驚奇檔案 賭石

公紙木

我到趙三家的時候,衣服已經全被打濕了。趙三看見我很興奮,馬上興高采烈地把我迎了進去。

我在沙發上坐下來,趙三給我倒了杯熱茶。看著他眼裡瀰漫的笑意,我道:「看來你這次冤大頭當得還挺滿意。」

趙三是我的老客戶,也是我的老同學。作為一個衣食無憂的富二代,在我們為米面奔波的時候他永遠都在遊山玩水。當然他也有富家子弟基本的共同愛好:玩古玩。可惜玩了這麼多年還是個外行,樂此不疲地當冤大頭。家裡堆得太多,我這裡就成了回收箱。

「怎麼說話的這是?」趙三不樂意了,「這次不是找你銷貨,是鑒寶,鑒寶懂嗎?」

我點頭:「好嘞,來,把寶貝端出來讓兄弟開開眼。」

「話先說清楚,不管能不能看出來頭,你都別出去說。」他走了兩步又回過頭來,特別嚴肅地對我發出警告。

「那麼多廢話,快拿來吧。」我對他的話嗤之以鼻。

趙三很快捧了個鐵盤子出來,盤子上面的東西用塊紅布,有花盆大小。

「你弄得跟上節目似的。」我不耐煩,一把掀開紅布,乍看之下就愣了,「什麼東西?」

盤子上是塊圓圓的石頭,烏漆墨黑的,看不出來什麼。

「我從瑞麗帶回來的,」趙三把盤子放在桌上,有點兒得意,「賭石。」

前段時間他去瑞麗玩的事我也知道,不過賭石不是我的強項。「你找錯人了吧,我是賣古玩的,對賭石沒什麼研究。」

「我知道,」趙三把石頭端在手裡,「我已經找師傅切過了,你看。」他示意我看石頭上的一道小切口,切口深處是藍綠色的石料。

「賭漲了?」我問。

「那邊說是藍水料,挺潤。」

我估計他是難得一次沒有虧本,就點頭:「挺好,你找我來鑒寶是什麼意思?」

「難道你沒發現嗎?這塊石頭我只切了一點兒。
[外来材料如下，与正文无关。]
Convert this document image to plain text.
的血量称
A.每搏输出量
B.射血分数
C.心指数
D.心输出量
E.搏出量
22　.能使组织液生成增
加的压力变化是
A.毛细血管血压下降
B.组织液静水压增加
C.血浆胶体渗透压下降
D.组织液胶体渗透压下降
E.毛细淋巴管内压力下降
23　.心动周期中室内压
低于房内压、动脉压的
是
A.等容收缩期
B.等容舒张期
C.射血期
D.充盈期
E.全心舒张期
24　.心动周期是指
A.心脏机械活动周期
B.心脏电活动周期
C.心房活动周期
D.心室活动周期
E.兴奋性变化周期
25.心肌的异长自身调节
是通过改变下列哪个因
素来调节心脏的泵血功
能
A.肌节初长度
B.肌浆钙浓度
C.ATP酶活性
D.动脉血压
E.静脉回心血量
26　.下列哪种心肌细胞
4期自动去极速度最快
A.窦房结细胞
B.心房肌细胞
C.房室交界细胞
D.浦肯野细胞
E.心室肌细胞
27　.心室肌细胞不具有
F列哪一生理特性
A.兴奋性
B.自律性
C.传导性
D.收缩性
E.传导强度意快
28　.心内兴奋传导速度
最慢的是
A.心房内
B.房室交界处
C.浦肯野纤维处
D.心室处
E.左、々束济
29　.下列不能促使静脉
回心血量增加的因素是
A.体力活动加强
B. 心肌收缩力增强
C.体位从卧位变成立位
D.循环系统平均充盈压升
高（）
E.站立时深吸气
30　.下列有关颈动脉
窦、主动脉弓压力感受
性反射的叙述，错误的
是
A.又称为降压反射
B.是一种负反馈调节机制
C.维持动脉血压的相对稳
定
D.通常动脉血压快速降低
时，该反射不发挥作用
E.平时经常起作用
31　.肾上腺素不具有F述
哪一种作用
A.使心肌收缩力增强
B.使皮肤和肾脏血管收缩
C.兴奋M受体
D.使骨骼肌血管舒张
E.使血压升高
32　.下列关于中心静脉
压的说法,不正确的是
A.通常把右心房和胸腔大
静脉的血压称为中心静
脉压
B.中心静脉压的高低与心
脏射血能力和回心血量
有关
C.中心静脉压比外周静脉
」趙三把石頭遞給我,「如果我想切開做雕件,不會只切這一點兒。」

「說人話。」我道。

「這石頭裡的玉料,在長。」

「什麼長?」我愣了一下。

他看著我,喜滋滋道:「長大的長。」

原來趙三之前在瑞麗的賭石市場里玩賭石,照熟人說的買了幾塊翡翠原石找師傅開,當時切完已經太晚,就先去睡覺了。過了幾天他把賭漲的幾塊送到加工玉料店,打算做點小件出來。

他檢查石頭的時候,發現這一塊出了問題。

當時的石頭切到了中間,玉料很少,師傅也說了,只能做戒指或耳環。但趙三拿起石頭的時候,發現玉料往斜上方長了一點兒。他以為是自己眼花看錯了,但玉料明顯有了一絲生長的痕迹,往斜向上有一道長痕。切石的時候趙三手機里還留了幾張照片,他比著照片來看,那時的玉料確實沒有長。

趙三沒敢聲張,處理完其他石頭後,就揣著寶貝回來了。在回來的這幾天里,這塊藍水料又長大了許多,最初只能做對戒之類的小玩意兒,現在已能起出幾個鐲子了。

趙三起身從桌子下面的抽屜里拿出一個信封,抽出一沓照片給我:「自己看吧。」

我對他這番話表示懷疑,石頭和玉都是死物,死的東西還能長,實在是匪夷所思。我把照片拿出來比對,驚訝地發現,如果照片沒有經過處理的話,趙三說的確實可能是真的。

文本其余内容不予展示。